After studying and working in Cuba, Spain, Vienna, and Rome, Ochoa settled in Miami following the Cuban Revolution. He was among the first of Miami's Cuban exile artists to see the creative opportunities that the city could offer as the gateway of the Americas. In 1969 Ochoa conceived the Centro de Artes de America, a performing arts center to promote cultural collaboration across the Americas. Between 1969 and 1980 he founded and became general director and orchestra conductor for the Sociedad Artístico Cultural de las Americas and the Compañia Hispano-Americana de Arte in Miami. Both organizations made major contributions to the cultural development of the South Florida area and received public recognition from the City of Miami and Dade County for outstanding cultural achievement.
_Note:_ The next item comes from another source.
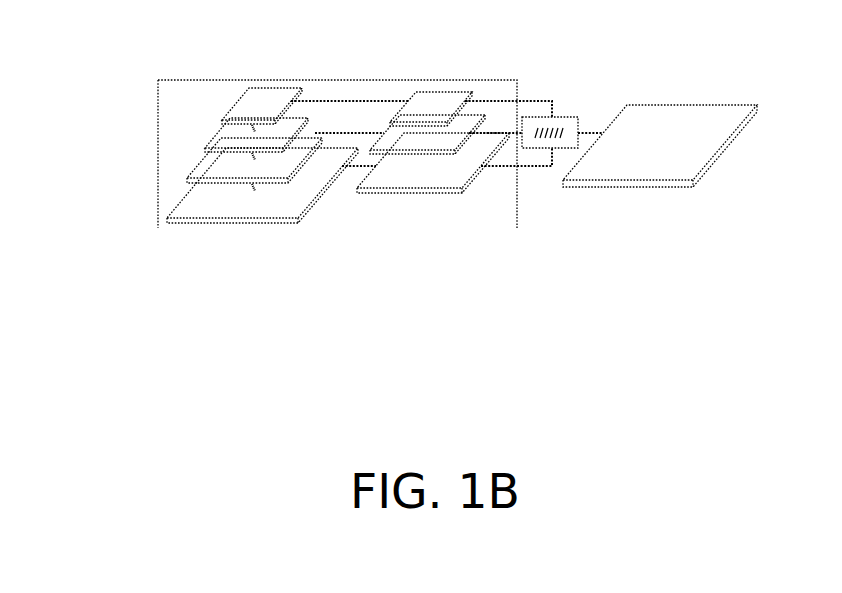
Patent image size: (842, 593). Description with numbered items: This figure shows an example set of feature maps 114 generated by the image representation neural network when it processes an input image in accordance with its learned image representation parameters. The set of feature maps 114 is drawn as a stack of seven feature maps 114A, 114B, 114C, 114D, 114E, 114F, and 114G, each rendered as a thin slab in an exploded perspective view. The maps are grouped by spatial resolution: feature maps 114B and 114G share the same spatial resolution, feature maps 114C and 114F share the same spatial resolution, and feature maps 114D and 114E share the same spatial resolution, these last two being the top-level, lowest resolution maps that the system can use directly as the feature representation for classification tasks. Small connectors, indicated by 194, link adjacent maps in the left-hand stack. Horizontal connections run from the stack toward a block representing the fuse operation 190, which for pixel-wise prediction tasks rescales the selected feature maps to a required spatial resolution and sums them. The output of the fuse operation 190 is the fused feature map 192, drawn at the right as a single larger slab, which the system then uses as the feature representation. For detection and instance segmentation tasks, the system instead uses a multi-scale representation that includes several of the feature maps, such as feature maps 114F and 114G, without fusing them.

In 1989 Maestro Ochoa founded the Miami Symphony Orchestra as a cultural expression of Miami's multiethnic community. Ochoa served as the artistic director and conductor of the Miami Symphony Orchestra from its founding in 1989 until 2006, leading the orchestra in award-winning programming and performances, including guest performances at prestigious venues such as New York City's famed Carnegie Hall.

Manuel Ochoa was married to Sofia Ochoa and they had one son, Manuel. Ochoa died July 15, 2006.